North Eastern Airways operated DH Rapides and Airspeed Envoys.

I wonder why he did not stay in the RAF - was he considered 'too old' perhaps ? Or did they want him to start again from scratch ?

Some years ago I picked up a book called "We Flew Without Guns" being the wartime flying experiences of an American civil pilot named Genovese.

IIRC he held a commercial pilots licence and joined the US Army Air Corps with 700 odd hours but was 'washed out' (I think he wrote that they considered him somehow dangerous.)

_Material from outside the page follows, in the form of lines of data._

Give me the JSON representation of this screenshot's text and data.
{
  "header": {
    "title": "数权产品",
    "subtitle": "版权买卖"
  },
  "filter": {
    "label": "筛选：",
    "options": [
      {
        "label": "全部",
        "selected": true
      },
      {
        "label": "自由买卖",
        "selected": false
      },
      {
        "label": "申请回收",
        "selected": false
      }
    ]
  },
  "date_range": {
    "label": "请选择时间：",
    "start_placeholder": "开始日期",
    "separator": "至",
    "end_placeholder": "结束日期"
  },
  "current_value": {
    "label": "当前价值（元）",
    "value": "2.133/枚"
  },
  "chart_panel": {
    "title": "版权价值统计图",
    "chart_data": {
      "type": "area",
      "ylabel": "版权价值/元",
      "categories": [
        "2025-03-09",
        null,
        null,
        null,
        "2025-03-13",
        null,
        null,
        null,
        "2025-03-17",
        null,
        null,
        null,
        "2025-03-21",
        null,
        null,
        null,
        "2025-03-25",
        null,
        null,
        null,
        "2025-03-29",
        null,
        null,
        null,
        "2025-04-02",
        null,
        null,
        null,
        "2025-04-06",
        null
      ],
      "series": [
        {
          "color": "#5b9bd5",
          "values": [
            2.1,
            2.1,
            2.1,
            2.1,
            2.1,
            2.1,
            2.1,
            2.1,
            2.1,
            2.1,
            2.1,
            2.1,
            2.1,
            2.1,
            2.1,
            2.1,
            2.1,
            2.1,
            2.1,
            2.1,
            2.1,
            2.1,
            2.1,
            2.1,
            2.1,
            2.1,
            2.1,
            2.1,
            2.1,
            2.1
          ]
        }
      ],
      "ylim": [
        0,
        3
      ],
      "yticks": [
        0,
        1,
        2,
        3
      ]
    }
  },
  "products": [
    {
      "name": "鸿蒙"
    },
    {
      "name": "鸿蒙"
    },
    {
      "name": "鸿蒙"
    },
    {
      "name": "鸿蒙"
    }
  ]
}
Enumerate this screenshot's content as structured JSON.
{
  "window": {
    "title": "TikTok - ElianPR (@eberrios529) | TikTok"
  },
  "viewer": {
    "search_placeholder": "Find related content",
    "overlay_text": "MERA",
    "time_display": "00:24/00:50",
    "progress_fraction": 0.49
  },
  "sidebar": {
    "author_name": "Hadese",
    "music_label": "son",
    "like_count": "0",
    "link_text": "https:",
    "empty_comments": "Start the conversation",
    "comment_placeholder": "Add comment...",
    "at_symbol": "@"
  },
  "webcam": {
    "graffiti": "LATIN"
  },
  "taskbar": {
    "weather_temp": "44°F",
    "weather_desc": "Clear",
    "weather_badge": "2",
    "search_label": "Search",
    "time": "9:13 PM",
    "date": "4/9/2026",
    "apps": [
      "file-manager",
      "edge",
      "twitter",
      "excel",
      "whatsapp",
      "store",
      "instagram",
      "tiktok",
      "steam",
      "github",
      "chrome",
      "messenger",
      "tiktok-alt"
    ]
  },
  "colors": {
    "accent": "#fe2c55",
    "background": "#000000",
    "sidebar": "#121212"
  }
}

However, he crossed the Atlantic and joined the ATA – ferrying all the stuff around the UK. He mentions flying mostly from Kirkbride, White Waltham and Ratcliffe – the private airfield of Sir Lindsay Everard, which became No 6 Ferry Pilots Pool.

Bored with that, he then volunteered to fly DC-3s on the Hump from Bengal/Assam to China. Above 20,000 ft over the mountains, watching out for Japanese fighters, with no oxygen for the pax and not much for the crew, 'Crew Resource Management' as it wasn't called then, consisted of the Co-Pilot having to surrender his oxygen supply to the Captain.

There is reference to Capt Short's young son in the above website.

At the end of the Key Publishing forum (second page) here –

Flight Captain Bernard Short. - Page 2

is a poignant post dated 2011 by Flight Engineer Arthur Bird's then equally young son.